Такие письма (а их была — тьма) я, к сожалению, не сохранял. А ведь именно в них ярче всего отразился лик нашего «самого лучшего в мире» читателя, а в некотором смысле и всей нашей «самой читающей» страны.

Вернемся, однако, к тому редсовету, участники которого с боем отстояли Мопассана, похоронив притязания сторонников Ванды Василевской.

Это, конечно, была большая удача. Но не мешает при этом обратить внимание на тот факт, что Ванде Василевской в том споре противостоял не Пруст, не Кафка, не Джойс (об издании этих писателей в описываемые времена не могло быть и речи), и даже не Фолкнер, и не Хемингуэй. (За издание романа Хемингуэя «По ком звонит колокол» шла упорная борьба на протяжении двух десятилетий, и всякий раз, когда победа была уже близка, в бой вступала тяжелая артиллерия: Долорес Ибаррури. И очередная атака «вольнодумцев», пытавшихся протащить «вредный» роман американского классика, опять оказывалась отбитой.)

Даже и в отборе классиков действовал тот же критерий — идейность. Ну, а уж из живых иноземцев выбирались только так называемые прогрессивные: Драйзер, Говард Фаст, совсем уж ничтожный Джеймс Олдридж. В результате даже те читатели, которые сумели бы отличить настоящую литературу от «эрзаца», получали в конечном счете не совсем то (а иногда и совсем не то), что им бы хотелось.
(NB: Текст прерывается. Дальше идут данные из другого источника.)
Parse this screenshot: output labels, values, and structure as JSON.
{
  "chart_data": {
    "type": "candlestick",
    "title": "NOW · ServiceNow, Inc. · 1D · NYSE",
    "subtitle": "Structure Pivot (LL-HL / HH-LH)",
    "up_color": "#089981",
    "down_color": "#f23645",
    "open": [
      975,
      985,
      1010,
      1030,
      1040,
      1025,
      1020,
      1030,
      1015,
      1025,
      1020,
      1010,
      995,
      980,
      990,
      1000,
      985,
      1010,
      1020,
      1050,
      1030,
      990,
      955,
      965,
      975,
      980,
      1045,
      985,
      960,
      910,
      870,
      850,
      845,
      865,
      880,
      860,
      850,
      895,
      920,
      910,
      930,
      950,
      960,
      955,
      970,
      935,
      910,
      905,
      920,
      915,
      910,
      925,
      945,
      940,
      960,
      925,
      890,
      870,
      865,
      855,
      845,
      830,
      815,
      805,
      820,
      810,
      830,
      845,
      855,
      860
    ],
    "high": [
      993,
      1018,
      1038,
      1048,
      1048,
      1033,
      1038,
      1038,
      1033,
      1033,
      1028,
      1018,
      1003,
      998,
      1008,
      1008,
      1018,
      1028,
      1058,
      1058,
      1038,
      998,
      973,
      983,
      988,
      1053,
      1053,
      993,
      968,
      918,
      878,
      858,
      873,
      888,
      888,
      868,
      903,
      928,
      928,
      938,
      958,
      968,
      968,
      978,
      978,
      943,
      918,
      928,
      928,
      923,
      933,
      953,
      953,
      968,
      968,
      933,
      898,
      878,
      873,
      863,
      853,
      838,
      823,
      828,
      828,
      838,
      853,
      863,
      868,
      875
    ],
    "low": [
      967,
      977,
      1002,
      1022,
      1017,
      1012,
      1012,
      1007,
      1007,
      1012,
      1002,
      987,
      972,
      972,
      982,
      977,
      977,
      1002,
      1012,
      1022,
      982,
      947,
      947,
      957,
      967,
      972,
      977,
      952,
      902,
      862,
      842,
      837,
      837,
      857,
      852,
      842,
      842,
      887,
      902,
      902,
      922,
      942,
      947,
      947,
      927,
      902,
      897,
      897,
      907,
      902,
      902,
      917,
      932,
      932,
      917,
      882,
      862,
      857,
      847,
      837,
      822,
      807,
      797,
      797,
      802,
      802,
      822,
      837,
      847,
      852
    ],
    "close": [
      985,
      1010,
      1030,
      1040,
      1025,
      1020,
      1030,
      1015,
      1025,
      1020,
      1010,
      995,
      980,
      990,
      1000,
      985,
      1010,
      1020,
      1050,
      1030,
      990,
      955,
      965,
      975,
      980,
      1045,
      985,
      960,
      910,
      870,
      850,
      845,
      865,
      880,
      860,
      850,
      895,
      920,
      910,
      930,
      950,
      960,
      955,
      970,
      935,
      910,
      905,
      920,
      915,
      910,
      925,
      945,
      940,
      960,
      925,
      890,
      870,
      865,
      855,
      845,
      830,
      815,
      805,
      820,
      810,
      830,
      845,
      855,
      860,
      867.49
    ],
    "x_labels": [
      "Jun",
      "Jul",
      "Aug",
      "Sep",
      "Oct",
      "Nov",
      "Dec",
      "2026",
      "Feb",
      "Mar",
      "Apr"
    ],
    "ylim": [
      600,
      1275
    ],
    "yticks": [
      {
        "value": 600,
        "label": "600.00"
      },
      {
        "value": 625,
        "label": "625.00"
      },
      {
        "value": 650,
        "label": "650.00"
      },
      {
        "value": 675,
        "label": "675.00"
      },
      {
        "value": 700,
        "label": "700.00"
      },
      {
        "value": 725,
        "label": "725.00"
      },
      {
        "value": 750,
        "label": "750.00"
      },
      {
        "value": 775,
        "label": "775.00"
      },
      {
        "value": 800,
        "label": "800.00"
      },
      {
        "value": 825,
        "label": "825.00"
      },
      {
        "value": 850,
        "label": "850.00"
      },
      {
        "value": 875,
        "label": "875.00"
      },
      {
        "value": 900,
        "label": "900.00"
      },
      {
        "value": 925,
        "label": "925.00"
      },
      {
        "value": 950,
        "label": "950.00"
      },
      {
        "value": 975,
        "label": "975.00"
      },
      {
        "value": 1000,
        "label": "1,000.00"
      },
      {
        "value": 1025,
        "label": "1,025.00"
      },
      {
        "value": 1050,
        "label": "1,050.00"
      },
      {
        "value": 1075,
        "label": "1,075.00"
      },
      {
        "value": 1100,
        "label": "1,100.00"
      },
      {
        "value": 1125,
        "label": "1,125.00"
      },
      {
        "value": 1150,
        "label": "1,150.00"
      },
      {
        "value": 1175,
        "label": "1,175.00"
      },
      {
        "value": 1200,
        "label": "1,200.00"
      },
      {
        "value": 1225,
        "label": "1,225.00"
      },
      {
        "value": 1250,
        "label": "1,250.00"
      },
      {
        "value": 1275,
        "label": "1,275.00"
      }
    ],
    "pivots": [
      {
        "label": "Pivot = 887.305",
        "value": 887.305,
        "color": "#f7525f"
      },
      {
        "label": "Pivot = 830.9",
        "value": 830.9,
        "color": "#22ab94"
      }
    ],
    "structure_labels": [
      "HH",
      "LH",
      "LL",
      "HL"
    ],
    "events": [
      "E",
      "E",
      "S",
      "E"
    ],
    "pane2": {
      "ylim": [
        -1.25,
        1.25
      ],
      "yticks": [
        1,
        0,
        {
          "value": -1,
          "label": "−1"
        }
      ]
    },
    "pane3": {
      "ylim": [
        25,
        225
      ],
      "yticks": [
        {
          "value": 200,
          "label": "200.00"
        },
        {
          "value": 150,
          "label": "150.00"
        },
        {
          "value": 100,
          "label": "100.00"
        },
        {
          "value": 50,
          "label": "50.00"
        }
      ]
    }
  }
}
В рассказе Василия Гроссмана «Несколько печальных дней» героиня размышляет о библиотеке только что умершего брата:

? Эта библиотека сейчас умерла вместе с Николаем Андреевичем. Марью Андреевну поразила мысль, что книги, собранные волей одного человека, выразили его духовную жизнь. И сейчас, со смертью брата, библиотека начала распадаться, как распадается на клеточки мозг умершего.

Это очень тонкая и точная мысль. Но среди интеллигентов новой, советской формации люди, подобные гроссмановскому Николаю Андреевичу, были белыми воронами. В силу указанных выше причин, как правило, дело обстояло иначе.

* * *

Один мой сосед — довольно известный писатель — переезжал на другую квартиру. Он поменялся квартирами с другим интеллигентом, кажется, тоже писателем.

Я как-то заглянул к нему. Квартира была уже наполовину разорена, и мы, естественно, заговорили о том, какая это морока — переезд. Повторялась при этом, разумеется, классическая фраза насчет того, что два переезда равны одному пожару.

— Труднее всего будет с этим, — вздохнул сосед, указывая на стеллаж с книгами, занимавший целую стену его довольно просторного кабинета. — Полки делались на заказ, встроены в стену. Теперь всю эту конструкцию разбирать придется. Как еще довезут, да как установят…

— А книги! — посочувствовал я. — Стеллаж поцарапают — не беда. А вот если книги порвут или загадят… Тебе надо коробки какие-нибудь добыть, чтобы упаковать их как следует…

— Ну, с книгами у меня как раз никакой мороки не будет, — возразил он.

И со смехом рассказал мне, что книги он перевозить не будет, поскольку у его сменщика те же самые книги, что у него. Те же многотомные собрания сочинений Бальзака, Гюго, Золя, Драйзера, Горького, Лескова… Одним словом, подписные издания. Книги ведь они оба — и он, и его сменщик, — приобретали не те, какие им были жизненно необходимы, а те, на которые можно было подписаться. Простой советский книголюб, чтобы подписаться на какого-нибудь там дефицитного Драйзера, должен был с ночи занять очередь, а потом бегать отмечаться, трепеща, не пролетел ли при очередной перекличке его номер. А наш брат-писатель мог получить любую подписку без всяких хлопот. Ну как же тут было не подписаться!

— Так что возьму я в портфельчик какой-нибудь десяток книг, отражающих мою индивидуальность, — посмеялся мой сосед, — и все дела. А остальное — махнем не глядя!